Courage ou dérobade ?

Son refus constant de rejoindre un camp lui a valu des jugements opposés. Ses défenseurs y voient la fidélité à une conviction : la concorde vaut mieux que la victoire d'un parti et l'usage de la contrainte en matière de foi est illégitime. Ses critiques répondent qu'à l'heure des choix décisifs, la neutralité profite aux plus violents. Le débat déborde le cas d'Érasme et ressurgit chaque fois que l'on discute de la place du savant dans les conflits politiques.

La question du texte biblique

Son édition du Nouveau Testament a été attaquée dès sa parution, notamment sur les passages où sa traduction s'écartait de la Vulgate. Les spécialistes modernes reconnaissent l'importance historique de l'entreprise tout en relevant que les manuscrits dont il disposait étaient peu nombreux et tardifs. Le mérite retenu est moins la qualité du texte établi que le geste consistant à en établir un.

Pour aller plus loin

Par où commencer

Commencez par l'« Éloge de la folie ». Le texte est court, disponible en édition de poche et se lit sans connaissance préalable.
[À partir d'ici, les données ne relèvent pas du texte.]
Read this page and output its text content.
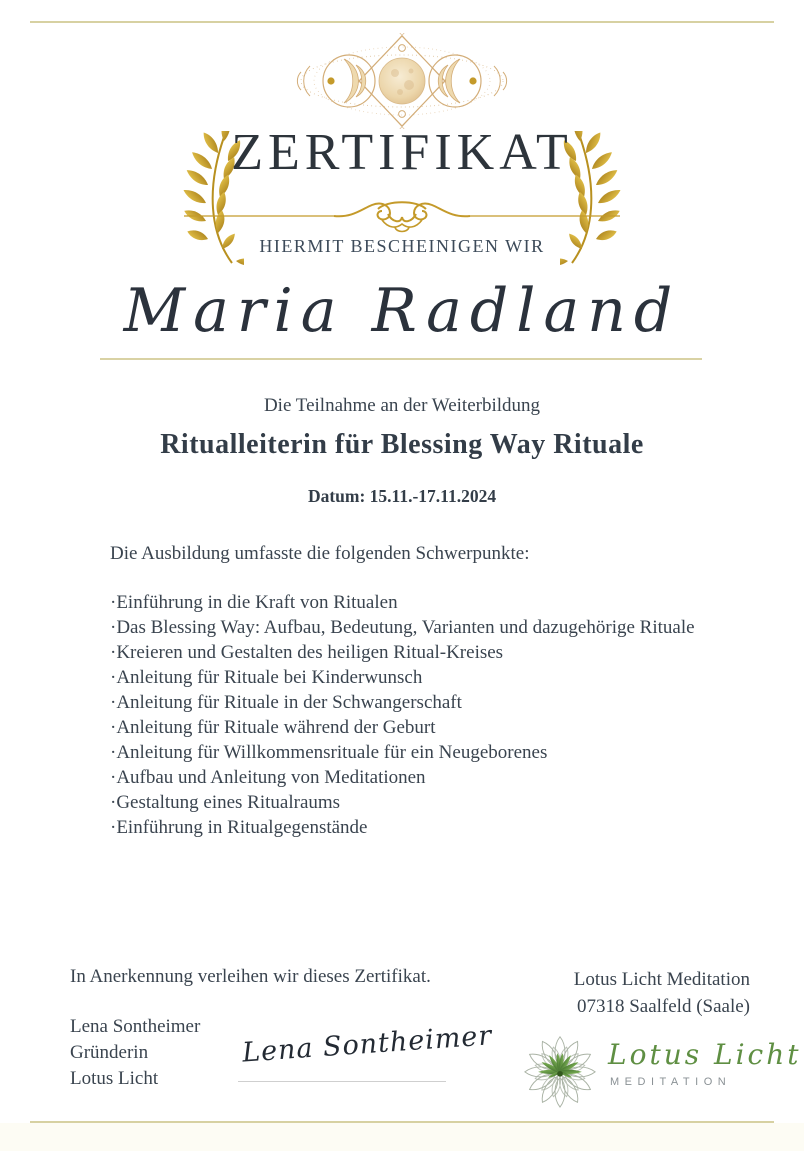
ZERTIFIKAT
HIERMIT BESCHEINIGEN WIR
Maria Radland
Die Teilnahme an der Weiterbildung
Ritualleiterin für Blessing Way Rituale
Datum: 15.11.-17.11.2024
Die Ausbildung umfasste die folgenden Schwerpunkte:
·Einführung in die Kraft von Ritualen
·Das Blessing Way: Aufbau, Bedeutung, Varianten und dazugehörige Rituale
·Kreieren und Gestalten des heiligen Ritual-Kreises
·Anleitung für Rituale bei Kinderwunsch
·Anleitung für Rituale in der Schwangerschaft
·Anleitung für Rituale während der Geburt
·Anleitung für Willkommensrituale für ein Neugeborenes
·Aufbau und Anleitung von Meditationen
·Gestaltung eines Ritualraums
·Einführung in Ritualgegenstände
In Anerkennung verleihen wir dieses Zertifikat.
Lena Sontheimer
Gründerin
Lotus Licht
Lena Sontheimer
Lotus Licht Meditation
07318 Saalfeld (Saale)
Lotus Licht
MEDITATION
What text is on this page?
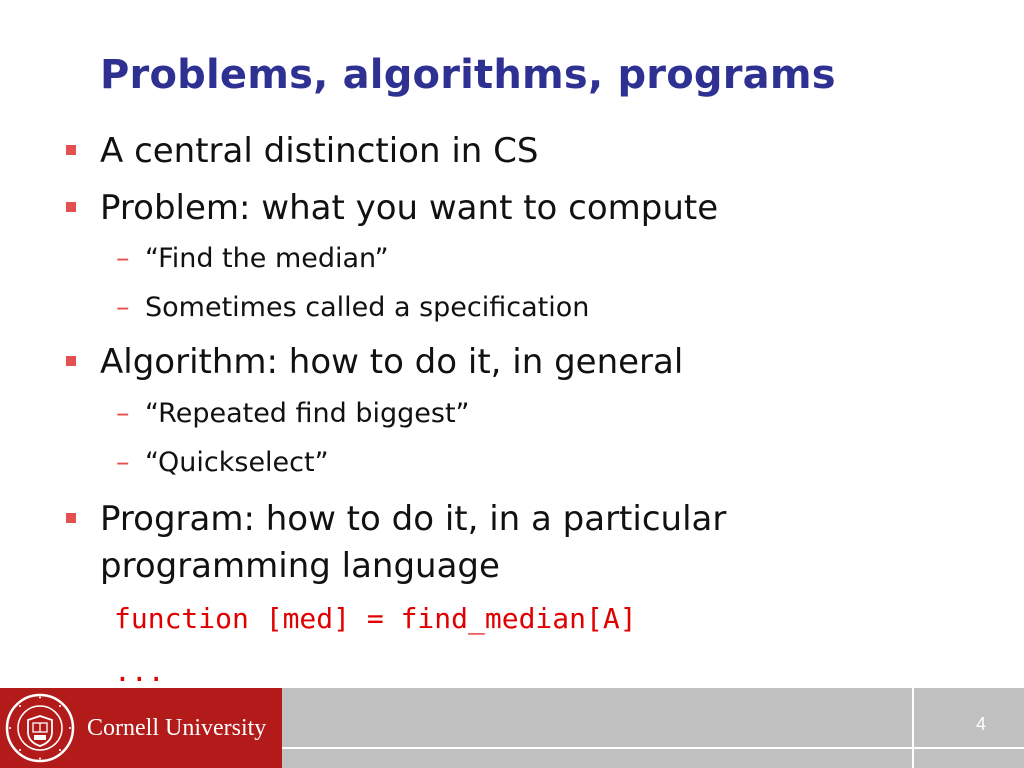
Problems, algorithms, programs
A central distinction in CS
Problem: what you want to compute
– “Find the median”
– Sometimes called a specification
Algorithm: how to do it, in general
– “Repeated find biggest”
– “Quickselect”
Program: how to do it, in a particular
programming language
function [med] = find_median[A]
...
Cornell University	4
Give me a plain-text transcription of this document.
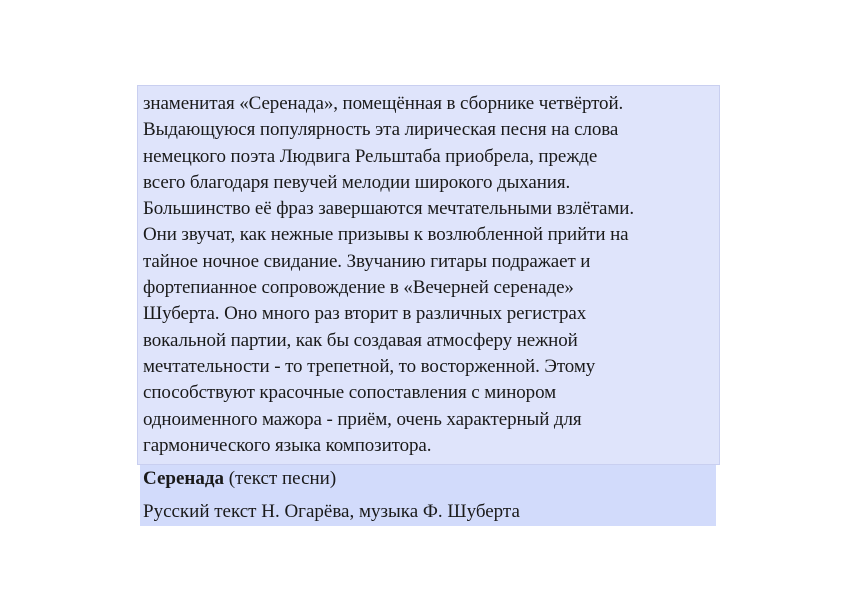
знаменитая «Серенада», помещённая в сборнике четвёртой.
Выдающуюся популярность эта лирическая песня на слова
немецкого поэта Людвига Рельштаба приобрела, прежде
всего благодаря певучей мелодии широкого дыхания.
Большинство её фраз завершаются мечтательными взлётами.
Они звучат, как нежные призывы к возлюбленной прийти на
тайное ночное свидание. Звучанию гитары подражает и
фортепианное сопровождение в «Вечерней серенаде»
Шуберта. Оно много раз вторит в различных регистрах
вокальной партии, как бы создавая атмосферу нежной
мечтательности - то трепетной, то восторженной. Этому
способствуют красочные сопоставления с минором
одноименного мажора - приём, очень характерный для
гармонического языка композитора.
Серенада (текст песни)
Русский текст Н. Огарёва, музыка Ф. Шуберта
Prenez une édition annotée : beaucoup des cibles de la satire ne sont plus identifiables sans notes.

Lire l'œuvre

  • « Éloge de la folie » (1511).
  • « Colloques », dialogues vifs et souvent drôles, qui montrent le pédagogue au travail.
  • « Enchiridion militis christiani » (1503), pour la philosophie du Christ.
  • « Institution du prince chrétien » (1516), à lire en regard du « Prince » de Machiavel.
  • La correspondance, immense, dont il existe des anthologies en français.

Pour situer l'auteur

Les « Essais » de Montaigne prolongent, une génération plus tard, la même défiance envers les certitudes. Le « Traité du serf arbitre » de Luther donne l'autre voix de la controverse de 1525 et se lit très bien en parallèle de la Diatribe. « L'Utopie » de Thomas More, publiée en 1516, éclaire le milieu intellectuel dans lequel Érasme évoluait.

Prolonger la réflexion

  • L'essai de Stefan Zweig « Érasme, grandeur et décadence d'une idée » a beaucoup fait pour l'image contemporaine du personnage : il vaut d'être lu, en gardant à l'esprit qu'il s'agit d'un portrait engagé écrit dans les années 1930.
  • L'entrée « Desiderius Erasmus » de la Stanford Encyclopedia of Philosophy fait le point sur sa philosophie et sur les débats en cours.
  • Sur la tolérance, le « Traité des hérétiques » de Sébastien Castellion montre comment l'inspiration érasmienne se radicalise après 1553.